The jury was still out on the etiquette of attending one’s own funeral in virtual form. On the one hand, it could be viewed as a rite of passage for the deceased, a closure process that helped transition from one world to the next. On the other, it could be viewed as an intrusion on other people’s grief, an imposition on the mourners’closure process. Of course, newly activated avatars nearly always chose to go if the funeral had yet to happen by the day that they got switched on (they wanted to see what people said about them). Since activation dates were often set down in writing by the deceased at the time of scan, that meant it was usually incumbent upon reluctant relatives, therefore, to get the funeral organised as quickly as possible – before there was a digital guest to have to consider – and then to tell the deceased when they got switched on that there hadn’t been any other dates available.
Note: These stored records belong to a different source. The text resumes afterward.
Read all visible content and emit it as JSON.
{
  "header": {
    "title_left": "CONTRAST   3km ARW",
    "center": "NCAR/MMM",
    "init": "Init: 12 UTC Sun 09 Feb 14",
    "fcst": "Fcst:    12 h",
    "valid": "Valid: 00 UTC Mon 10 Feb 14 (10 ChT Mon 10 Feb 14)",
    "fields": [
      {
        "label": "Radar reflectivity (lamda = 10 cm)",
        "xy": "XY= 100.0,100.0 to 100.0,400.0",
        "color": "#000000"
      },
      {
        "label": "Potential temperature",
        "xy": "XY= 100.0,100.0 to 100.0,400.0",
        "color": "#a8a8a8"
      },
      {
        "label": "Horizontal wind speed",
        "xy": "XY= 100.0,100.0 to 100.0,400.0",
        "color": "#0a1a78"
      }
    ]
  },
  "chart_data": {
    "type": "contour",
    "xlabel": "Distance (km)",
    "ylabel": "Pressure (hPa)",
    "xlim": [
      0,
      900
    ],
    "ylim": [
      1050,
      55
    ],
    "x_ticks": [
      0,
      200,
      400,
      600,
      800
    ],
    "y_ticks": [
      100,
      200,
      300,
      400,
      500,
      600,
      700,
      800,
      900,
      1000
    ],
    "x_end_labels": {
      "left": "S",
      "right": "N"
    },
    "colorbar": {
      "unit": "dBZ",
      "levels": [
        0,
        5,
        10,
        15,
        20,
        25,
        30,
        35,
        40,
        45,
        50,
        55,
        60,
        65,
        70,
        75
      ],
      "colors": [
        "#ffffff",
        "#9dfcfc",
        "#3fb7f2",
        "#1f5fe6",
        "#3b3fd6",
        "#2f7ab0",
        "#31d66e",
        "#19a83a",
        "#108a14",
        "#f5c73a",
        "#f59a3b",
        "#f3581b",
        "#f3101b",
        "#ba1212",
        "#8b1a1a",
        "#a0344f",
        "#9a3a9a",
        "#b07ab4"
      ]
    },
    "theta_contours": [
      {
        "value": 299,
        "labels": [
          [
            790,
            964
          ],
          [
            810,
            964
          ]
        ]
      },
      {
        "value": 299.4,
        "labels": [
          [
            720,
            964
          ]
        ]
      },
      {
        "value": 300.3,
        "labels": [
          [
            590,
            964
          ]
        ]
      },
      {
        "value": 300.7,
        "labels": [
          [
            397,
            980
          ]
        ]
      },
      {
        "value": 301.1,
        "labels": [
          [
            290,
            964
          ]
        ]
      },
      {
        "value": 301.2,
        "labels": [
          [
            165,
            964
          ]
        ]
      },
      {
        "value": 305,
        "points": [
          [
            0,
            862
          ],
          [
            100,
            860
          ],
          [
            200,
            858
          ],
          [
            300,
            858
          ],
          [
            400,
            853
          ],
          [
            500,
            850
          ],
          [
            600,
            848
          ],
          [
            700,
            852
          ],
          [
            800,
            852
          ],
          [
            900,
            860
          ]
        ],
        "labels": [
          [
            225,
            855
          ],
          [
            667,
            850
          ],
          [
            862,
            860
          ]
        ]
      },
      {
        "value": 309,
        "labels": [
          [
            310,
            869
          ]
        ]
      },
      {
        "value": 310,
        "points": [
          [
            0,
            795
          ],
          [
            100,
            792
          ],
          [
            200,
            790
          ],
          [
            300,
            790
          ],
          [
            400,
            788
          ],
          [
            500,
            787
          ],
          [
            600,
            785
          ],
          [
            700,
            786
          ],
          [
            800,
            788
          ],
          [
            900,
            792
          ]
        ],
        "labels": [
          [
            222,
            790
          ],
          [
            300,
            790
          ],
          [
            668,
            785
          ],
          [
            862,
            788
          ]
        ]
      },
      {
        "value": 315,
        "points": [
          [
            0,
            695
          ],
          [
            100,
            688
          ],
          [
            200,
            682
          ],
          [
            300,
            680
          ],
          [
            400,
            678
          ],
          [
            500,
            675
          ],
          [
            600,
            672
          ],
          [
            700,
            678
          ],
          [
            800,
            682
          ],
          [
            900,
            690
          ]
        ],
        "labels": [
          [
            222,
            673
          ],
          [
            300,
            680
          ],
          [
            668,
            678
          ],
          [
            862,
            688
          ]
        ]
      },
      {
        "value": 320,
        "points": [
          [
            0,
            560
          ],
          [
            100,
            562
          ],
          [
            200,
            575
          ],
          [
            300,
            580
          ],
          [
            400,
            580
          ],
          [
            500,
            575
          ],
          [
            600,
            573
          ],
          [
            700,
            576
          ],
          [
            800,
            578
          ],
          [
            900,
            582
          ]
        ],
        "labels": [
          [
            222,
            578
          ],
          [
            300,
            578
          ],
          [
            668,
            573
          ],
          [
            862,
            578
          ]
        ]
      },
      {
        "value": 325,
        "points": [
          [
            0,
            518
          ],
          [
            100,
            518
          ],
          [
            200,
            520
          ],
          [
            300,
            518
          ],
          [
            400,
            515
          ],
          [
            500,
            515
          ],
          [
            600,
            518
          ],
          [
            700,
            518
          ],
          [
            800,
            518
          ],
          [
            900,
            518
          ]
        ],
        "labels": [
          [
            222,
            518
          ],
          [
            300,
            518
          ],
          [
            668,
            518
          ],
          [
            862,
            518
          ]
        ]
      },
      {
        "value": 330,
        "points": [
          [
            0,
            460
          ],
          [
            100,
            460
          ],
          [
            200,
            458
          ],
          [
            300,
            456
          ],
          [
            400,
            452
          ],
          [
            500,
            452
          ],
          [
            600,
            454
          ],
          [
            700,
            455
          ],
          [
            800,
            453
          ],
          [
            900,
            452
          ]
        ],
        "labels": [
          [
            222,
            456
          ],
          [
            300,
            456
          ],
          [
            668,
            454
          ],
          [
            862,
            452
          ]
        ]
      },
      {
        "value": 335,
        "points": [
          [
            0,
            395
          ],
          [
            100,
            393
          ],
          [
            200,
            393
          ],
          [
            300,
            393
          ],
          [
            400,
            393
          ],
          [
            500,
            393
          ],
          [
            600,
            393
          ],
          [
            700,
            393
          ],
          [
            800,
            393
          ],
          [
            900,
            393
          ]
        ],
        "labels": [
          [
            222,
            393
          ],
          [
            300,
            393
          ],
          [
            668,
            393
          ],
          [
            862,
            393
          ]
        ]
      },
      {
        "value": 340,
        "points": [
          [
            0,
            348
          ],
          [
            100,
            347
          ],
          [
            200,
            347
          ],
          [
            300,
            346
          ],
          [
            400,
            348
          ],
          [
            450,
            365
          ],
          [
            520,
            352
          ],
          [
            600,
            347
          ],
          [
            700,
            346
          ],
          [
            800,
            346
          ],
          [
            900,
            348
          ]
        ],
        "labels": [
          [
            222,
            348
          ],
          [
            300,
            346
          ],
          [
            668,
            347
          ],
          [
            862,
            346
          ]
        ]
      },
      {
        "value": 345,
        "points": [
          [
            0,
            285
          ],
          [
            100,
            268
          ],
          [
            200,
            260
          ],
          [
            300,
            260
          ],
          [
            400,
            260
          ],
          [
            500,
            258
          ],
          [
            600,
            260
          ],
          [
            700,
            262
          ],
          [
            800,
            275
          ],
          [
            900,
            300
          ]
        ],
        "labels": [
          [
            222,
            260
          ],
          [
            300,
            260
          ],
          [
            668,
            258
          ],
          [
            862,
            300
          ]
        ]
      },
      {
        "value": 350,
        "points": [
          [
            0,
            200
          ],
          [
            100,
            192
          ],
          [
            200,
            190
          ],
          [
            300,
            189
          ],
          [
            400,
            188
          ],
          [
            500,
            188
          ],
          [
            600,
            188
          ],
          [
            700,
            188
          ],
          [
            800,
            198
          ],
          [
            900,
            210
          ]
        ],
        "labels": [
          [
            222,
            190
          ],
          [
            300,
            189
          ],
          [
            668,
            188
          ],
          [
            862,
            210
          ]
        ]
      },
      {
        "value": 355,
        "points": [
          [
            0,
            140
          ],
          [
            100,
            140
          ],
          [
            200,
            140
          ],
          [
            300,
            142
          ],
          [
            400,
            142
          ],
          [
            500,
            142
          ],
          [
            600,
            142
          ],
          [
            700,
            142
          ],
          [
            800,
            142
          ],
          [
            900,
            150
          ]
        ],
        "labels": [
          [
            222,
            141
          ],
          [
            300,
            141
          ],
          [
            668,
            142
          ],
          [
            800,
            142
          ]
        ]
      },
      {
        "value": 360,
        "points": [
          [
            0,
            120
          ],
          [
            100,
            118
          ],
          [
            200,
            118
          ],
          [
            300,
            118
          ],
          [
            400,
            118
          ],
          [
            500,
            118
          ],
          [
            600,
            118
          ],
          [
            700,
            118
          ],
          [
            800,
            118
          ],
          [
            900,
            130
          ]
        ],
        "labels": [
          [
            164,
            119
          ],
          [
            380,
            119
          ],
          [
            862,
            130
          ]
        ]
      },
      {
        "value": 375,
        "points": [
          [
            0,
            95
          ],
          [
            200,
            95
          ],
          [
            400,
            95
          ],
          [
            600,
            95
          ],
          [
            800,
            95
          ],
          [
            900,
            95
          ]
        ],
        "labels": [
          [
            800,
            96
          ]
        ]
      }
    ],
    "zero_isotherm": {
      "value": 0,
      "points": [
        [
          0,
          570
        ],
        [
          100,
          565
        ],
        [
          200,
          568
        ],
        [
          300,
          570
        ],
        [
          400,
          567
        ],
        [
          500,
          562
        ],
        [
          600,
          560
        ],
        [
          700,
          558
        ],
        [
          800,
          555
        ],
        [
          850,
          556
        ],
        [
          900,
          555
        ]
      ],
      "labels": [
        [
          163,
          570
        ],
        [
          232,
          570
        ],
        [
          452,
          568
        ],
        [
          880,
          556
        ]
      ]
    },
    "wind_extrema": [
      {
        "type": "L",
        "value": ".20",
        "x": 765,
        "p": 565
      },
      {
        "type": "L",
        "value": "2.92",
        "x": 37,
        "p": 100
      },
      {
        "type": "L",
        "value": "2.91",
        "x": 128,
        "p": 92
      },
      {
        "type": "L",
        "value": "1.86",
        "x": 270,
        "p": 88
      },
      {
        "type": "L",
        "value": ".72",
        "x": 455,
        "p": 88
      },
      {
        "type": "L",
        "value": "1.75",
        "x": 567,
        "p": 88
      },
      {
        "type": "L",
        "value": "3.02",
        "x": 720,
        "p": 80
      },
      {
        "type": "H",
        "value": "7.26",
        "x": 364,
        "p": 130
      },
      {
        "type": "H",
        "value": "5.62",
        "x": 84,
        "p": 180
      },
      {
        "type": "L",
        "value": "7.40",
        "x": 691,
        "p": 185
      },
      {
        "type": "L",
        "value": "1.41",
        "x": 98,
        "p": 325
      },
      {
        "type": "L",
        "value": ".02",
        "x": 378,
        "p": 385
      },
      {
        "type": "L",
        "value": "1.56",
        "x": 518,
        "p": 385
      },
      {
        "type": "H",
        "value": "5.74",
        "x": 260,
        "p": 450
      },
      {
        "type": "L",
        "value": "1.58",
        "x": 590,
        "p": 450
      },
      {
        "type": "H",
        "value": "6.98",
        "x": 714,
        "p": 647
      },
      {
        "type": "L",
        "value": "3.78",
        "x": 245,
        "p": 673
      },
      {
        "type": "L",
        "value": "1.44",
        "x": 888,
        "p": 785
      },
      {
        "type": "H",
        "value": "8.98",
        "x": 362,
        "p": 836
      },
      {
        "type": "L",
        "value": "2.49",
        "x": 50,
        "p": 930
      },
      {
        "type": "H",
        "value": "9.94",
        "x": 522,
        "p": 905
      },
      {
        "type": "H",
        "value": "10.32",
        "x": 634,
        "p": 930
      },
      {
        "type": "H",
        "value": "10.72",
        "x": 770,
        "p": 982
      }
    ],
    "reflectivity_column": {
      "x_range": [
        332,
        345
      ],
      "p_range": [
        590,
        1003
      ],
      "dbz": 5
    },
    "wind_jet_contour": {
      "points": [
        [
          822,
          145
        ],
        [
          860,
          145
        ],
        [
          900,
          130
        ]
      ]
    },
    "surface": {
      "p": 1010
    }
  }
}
Stuart had attended his funeral and it had been a mistake for him to do so. He had gone so that he could grieve for his passing with his family and friends; he had left distraught at how few people had turned up. Thirteen. Thirteen. His wife, his son, his father, his aunt and her new husband, Michelle and Rob, a couple of his colleagues, his line manager, the head teacher at Oliver’s school, and two of Cathy’s work friends. That was it. Even his own sister had failed to make the 300 mile trip from Glasgow to say goodbye to the brother she had used to jump on on Saturday mornings.
I am worth only thirteen people, he had thought, from his corner of the crematorium chapel; one of three digital frames on the wall kept for metaversian intrusions such as his. Even the other frames were empty.